During our recent bout of extreme cold I received a question about jumping rope. The question came from someone who mainly walked for exercise, and wanted to know if jumping rope was a good alternative during cold and icy weather when you don’t feel like getting out. I thought it was a very good question and I wanted to share my response with all of you!
Let’s start with some pros. First, a jump rope is one of the most cost-effective pieces of exercise equipment. Even a fancy speed rope can usually be found for under $20. Second, you don’t need a great deal of space to jump, nor does your jump rope take up a lot of space, so there’s really no excuse not to have one! Finally, jumping rope is an effective cardiovascular exercise that burns calories fast and strengthens the muscles, connective tissues, and bones of the feet, ankles, and lower legs especially.
From a metabolic standpoint, jump rope is classified as a vigorous activity. Depending on the rate of speed, jumping rope is going to average about 10 to 11 METs1. A MET stands for Metabolic Equivalent of Task, and can be thought of as a multiple of your metabolism at rest. In other words, jumping rope burns roughly ten times the amount of calories your body would burn while resting! From a caloric standpoint, a 150-pound person could expect to burn anywhere between 550 and 850 calories per hour while jumping rope, compared to 250-300 calories per hour for walking2. Due to the higher intensity, you can do less volume (time) to burn the same amount of calories. Therefore, jump rope works well as interval training or paired with another light-to-moderate type of cardiovascular exercise.
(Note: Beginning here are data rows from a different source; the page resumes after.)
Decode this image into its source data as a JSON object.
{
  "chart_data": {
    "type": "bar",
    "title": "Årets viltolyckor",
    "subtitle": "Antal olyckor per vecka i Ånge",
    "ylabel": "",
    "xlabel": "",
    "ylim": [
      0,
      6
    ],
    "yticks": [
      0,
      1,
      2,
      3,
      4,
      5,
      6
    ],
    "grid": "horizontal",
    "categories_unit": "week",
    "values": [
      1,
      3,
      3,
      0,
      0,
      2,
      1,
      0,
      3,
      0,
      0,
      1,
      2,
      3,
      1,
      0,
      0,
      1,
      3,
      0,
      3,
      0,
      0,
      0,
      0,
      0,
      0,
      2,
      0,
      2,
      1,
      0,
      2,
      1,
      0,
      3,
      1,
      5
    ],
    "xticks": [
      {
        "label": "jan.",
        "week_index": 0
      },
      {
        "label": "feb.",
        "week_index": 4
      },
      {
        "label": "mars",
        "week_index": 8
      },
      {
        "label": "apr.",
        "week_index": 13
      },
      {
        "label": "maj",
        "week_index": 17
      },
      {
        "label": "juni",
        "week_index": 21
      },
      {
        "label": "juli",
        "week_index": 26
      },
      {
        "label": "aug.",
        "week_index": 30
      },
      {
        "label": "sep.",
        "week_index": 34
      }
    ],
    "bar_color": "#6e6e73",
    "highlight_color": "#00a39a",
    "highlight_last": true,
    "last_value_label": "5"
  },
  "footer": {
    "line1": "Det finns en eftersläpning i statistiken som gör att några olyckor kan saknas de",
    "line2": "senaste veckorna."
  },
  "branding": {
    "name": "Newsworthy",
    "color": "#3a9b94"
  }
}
In summary, jumping rope is a cheap, accessible, and effective means of exercise. But I do have a couple of things to consider if you haven’t picked up a jump rope in a while. First, jumping rope is a higher impact activity than walking, so make sure you start out with just a little, and slowly build up. The most stress will be on the feet, ankles, and lower legs. While the right amount of stress builds strength, too much too soon can lead to injury! I recommend a cushioned shoe such as a running shoe while jumping to help mitigate some of the impact force. I also recommend starting with a standard double-leg hop, which will distribute the impact to both legs. Depending on your fitness level and how it feels, you might begin with a few short bouts of between 20-60 seconds. If you do the jumping in intervals, you could intersperse some body weight exercises, yoga movements, or mat exercises between bouts of jump rope to get a complete workout. Be sure to stretch afterwards, especially your calf muscles, and notice how your feet and legs feel the next day. If you are very sore, give yourself adequate rest before trying again, and perhaps be more conservative for your next round. Listen to your body as you slowly progress to more and more time, and as you become more comfortable and confident, you may begin to explore different styles such as running or skipping.
As with any exercise, be sure to have fun with it!
1Jetté, M.; Sidney, K.; Blümchen, G. (1990). “Metabolic Equivalents (METS) in Exercise Testing, Exercise Prescription, and Evaluation of Functional Capacity”. Clinical Cardiology. 13 (8): 555–565.
2Berardi, J.; Andrews, R. (2010). “The Essentials of Sport and Exercise Nutrition”. 312-315.